There is not much enthusiasm about the Budget this year, now due on February 27. The common man gave up on Budgets long ago, when he discovered that there was nothing for him in them. Ever since liberalisation, Budgets have brought him nothing but inflation and unemployment and unless there is going to be a real shift in thinking this time, this Budget will not be any different either.
The economists, of course, have their own theories, none of which actually work. In fact, Indian economists have lost their credibility. They are after all the ones who went ga-ga over liberalisation which, the common man thinks, is the source of all his troubles.
Some economists believe high interest rates are the main culprit and unless they are brought down, things will not improve. Others think the government must do some pump-priming by stepping up on capital spending, and it is the lack of government expenditure that is responsible for the present impasse on the economic front.
There is little evidence to support any of these theories. They have been tried before in other countries and have failed. Japan is a good example. Interest rates in Japan are the lowest in the world, the prime bank rate being 1.5 per cent a year. But the GDP growth rate in Japan is also the lowest -- in fact, there is no growth at all. Japan is likely to end the current year with a growth rate of minus 3.5 per cent, if you can really call it growth.
Australia has the highest interest rates among advanced industrial countries, about 8 per cent. If our economists are right, GDP growth rate in Australia should be the lowest. Actually it is the highest, about 5 per cent. Australia is doing much better than Japan, in spite of high interest rates.
Take the question of pump-priming. Here too, Japan has been ahead of every other country. Successive Japanese governments have come up with spending packages totalling $ 500 billion in the last three or four years. Nothing has helped and the country continues to be mired in recession.
Japan can afford to spend money because its governments run a surplus on the budget. India cannot, because the government cannot lay hand on that kind of cash without borrowing. Either way, it leads to higher interest rates or inflation or both, and has therefore little impact on the economy.
In one way, Japan and India are in the same boat. Their citizens refuse to spend money. The reasons are the same. They have no faith in their governments. Japan used to be a stable country until about ten years ago. When it ceased to be politically stable it also ceased to be economically stable.

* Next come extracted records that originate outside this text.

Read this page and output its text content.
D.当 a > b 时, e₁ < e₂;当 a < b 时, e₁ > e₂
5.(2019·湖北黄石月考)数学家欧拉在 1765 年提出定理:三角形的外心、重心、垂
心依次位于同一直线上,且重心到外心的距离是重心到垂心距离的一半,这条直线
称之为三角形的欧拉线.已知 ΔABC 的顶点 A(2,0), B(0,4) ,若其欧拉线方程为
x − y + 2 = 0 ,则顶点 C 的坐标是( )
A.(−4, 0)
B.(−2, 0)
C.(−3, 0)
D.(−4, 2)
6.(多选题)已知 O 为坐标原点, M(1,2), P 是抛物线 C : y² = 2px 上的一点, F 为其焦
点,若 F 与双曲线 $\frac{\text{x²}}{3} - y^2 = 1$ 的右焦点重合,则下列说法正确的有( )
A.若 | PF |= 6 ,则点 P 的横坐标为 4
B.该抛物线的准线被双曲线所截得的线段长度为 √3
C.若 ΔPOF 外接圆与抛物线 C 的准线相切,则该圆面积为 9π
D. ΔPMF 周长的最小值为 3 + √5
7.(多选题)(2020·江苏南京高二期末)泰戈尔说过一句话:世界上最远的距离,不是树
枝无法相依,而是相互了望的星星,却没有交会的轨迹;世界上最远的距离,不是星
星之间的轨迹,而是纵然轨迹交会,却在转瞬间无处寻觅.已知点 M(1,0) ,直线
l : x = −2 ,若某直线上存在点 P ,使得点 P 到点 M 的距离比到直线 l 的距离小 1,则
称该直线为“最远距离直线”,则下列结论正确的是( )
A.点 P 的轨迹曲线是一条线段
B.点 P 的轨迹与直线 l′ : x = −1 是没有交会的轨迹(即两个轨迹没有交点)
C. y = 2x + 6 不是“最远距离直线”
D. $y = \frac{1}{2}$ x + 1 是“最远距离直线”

When you are not sure about the future, you keep a tight grip on your purse, for you do not know what is in store for you. Indians are not sure about their future. The economy is in such a big mess that anything can happen. In Bombay alone, according to an estimate, there are about one million people without jobs.
In the Thane-Belapur industrial belt, every other factory is closed. Company after company, including such big names like Siemens, Philips, Guest Keen Williams and British Oxygen is laying off people.
Fifteen years ago, the textile mills of Bombay employed 250,000 millhands. Now they employ less than 30,000. About a third of composite textile mills in the country have closed down. And what is true of textiles is true to a certain extent of most sunset industries, including engineering.
It is true that stock markets are booming, but only some selected new industries have suddenly caught investors' fancy. But they are exceptions to the rule. Unless the finance minister comes up with a radical new strategy for growth, his Budgets will cut no ice, not with the common man at any rate. And the current finance minister seems the least likely man to do so.